届いてからは毎日パラパラめくって読んでます。もう一生モノのお宝です。

ネームというのは原稿の下書き・・・アニメでいうと絵コンテのようなものです。
漫画家さんによってはキャラの位置やセリフのみを大まかに描いていくだけだったりするらしいですが、高橋先生のネームは実際の原稿とほぼ変わりません。
細かい背景こそ()で指令されているだけですが、キャラの表情などとても丁寧に描かれています。

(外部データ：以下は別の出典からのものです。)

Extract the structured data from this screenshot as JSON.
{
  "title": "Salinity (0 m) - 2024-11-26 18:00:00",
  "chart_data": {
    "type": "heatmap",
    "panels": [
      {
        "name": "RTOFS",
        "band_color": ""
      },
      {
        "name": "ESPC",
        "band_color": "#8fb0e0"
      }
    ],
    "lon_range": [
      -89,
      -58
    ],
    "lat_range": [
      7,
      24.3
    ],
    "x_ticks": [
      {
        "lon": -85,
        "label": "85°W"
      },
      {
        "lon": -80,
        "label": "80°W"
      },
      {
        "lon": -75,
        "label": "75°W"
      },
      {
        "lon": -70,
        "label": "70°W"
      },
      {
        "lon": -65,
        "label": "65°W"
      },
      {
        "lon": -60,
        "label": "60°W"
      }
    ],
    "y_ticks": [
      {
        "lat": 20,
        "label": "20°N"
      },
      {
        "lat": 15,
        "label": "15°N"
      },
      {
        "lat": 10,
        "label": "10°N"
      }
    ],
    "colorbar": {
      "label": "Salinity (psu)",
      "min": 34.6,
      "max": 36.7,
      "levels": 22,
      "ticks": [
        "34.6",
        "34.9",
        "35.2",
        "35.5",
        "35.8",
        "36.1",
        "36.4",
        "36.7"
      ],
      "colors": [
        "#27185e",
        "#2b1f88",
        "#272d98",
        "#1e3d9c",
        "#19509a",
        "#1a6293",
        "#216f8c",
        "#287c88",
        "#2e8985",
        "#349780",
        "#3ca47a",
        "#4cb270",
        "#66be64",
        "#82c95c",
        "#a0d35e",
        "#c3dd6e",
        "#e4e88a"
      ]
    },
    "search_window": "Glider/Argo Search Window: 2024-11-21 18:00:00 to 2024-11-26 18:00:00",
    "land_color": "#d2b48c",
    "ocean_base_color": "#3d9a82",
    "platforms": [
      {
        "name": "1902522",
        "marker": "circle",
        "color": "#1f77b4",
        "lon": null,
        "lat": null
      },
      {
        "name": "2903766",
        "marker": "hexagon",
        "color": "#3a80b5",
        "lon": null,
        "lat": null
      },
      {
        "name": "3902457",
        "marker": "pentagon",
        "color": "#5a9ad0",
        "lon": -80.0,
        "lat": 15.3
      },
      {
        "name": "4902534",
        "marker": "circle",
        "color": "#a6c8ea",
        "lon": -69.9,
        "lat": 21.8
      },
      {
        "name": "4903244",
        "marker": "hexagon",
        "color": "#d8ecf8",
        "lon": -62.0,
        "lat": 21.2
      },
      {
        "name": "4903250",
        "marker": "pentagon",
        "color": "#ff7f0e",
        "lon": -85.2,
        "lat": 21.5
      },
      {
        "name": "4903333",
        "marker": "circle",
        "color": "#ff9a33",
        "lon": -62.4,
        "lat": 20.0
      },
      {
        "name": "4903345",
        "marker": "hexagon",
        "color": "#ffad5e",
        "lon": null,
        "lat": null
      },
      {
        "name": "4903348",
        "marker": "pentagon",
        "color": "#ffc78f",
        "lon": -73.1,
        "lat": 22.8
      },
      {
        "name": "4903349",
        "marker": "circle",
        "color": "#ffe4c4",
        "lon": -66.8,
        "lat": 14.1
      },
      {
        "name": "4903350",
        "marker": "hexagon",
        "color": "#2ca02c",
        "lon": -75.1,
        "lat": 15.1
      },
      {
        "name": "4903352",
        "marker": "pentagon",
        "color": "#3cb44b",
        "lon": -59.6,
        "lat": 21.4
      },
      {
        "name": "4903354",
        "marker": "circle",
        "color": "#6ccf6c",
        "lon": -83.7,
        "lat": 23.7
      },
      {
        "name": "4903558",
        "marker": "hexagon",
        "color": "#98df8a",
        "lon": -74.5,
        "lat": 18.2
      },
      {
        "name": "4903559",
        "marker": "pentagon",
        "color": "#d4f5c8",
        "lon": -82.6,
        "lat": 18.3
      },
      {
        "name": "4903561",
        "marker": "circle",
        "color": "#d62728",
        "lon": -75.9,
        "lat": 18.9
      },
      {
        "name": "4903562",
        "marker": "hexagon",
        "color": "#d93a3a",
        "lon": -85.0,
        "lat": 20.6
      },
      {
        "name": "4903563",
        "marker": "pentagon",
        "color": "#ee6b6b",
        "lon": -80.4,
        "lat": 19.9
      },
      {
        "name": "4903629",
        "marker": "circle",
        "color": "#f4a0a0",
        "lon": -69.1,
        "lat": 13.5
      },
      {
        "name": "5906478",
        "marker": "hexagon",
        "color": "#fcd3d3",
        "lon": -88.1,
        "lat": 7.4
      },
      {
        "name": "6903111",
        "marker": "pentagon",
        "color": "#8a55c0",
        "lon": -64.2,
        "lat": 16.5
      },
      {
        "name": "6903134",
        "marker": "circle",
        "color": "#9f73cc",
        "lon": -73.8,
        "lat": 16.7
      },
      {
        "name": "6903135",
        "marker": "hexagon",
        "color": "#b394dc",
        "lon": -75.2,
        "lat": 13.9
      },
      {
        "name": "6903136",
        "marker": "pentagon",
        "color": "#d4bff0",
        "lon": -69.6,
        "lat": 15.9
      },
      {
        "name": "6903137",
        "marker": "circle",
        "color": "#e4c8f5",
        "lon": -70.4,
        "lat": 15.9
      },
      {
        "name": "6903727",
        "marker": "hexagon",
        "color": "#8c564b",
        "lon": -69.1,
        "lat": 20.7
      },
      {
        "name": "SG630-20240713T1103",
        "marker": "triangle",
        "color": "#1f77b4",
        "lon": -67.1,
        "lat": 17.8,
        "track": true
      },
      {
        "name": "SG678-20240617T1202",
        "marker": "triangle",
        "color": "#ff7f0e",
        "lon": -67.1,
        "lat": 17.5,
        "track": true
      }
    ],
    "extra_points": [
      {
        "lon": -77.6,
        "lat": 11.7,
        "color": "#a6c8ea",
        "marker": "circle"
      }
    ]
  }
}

とはいえ、ちょこちょこ修正が加えられている所がありました。
そこでネームと単行本を見比べてみて「おっ」となった所をいくつか紹介したいと思います。



■ 弥勒の表情


img174.jpg <ネーム>



img179.jpg 高橋留美子「犬夜叉」/小学館 56巻 p.175

犬夜叉に指示する弥勒の表情が、原稿ではちょっとふてぶてしくなってます。
「おら、とっとと片づけろよ」みたいな?



■ 琥珀の武器


img175.jpg <ネーム>



img178.jpg 高橋留美子「犬夜叉」/小学館 56巻 p.201

ネームの時より刃が大きくなって、より強力になったような琥珀の新しい武器。
鎖につながれてる宝玉(?)の形も少し変わってました。あと目にトーンが貼られてない雲母が可愛い。



■ 高橋先生の修正(?)文字
 

img176.jpg  <ネーム>

「尿酸値」という言葉の横に、高橋先生による?マーク。
「尿酸値で合ってるのかな~」ってことなんでしょうか。実際の原稿でも「尿酸値」のままだったので合ってたんしょう。こういうのが見られるのはネームならではですね。



■ 殺生丸の特効ビーム


img1744.jpg <ネーム>

一番笑ったところです。
「背景に特殊効果のトーンを貼る」という意味なのか、それとも殺生丸の眼光がビームのようだという意味なのか・・・。後者だったら面白い。
しかしこの殺生丸、原稿とほぼ変わらない丁寧さで描かれてますね。



■ 直後の犬夜叉のセリフ


img173.jpg <ネーム>



img180.jpg 高橋留美子「犬夜叉」/小学館 56巻 p.204

「二度と言うなよ」というセリフが原稿では「すげーヤな響きだった」と少し柔らかくなってます。
最終回を読んだ当時は、かごめの「お義兄さん」呼びは本当に衝撃的だった・・・。



他にも表情が少し違うコマなどはあるんですが、セリフは上記の犬夜叉のモノ以外は原稿と全く同じでした。
ネームの時点で細部まで緻密に考えて描くんですね・・・さすが高橋先生。

いつかまた高橋留美子展が開催されるようなことがあったら、ぜひ他のネームも見てみたいです。
今回実際手に取ってみてネームの素晴らしさ・貴重さが改めて分かったので、前よりももっとじっくりと見ると思います。

そのネームに桔梗が描かれてたらもう思い残すことはない・・・!





<おまけ:一番かわいかったコマ>

img177.jpg

双子ちゃんがかわいすぎて困る。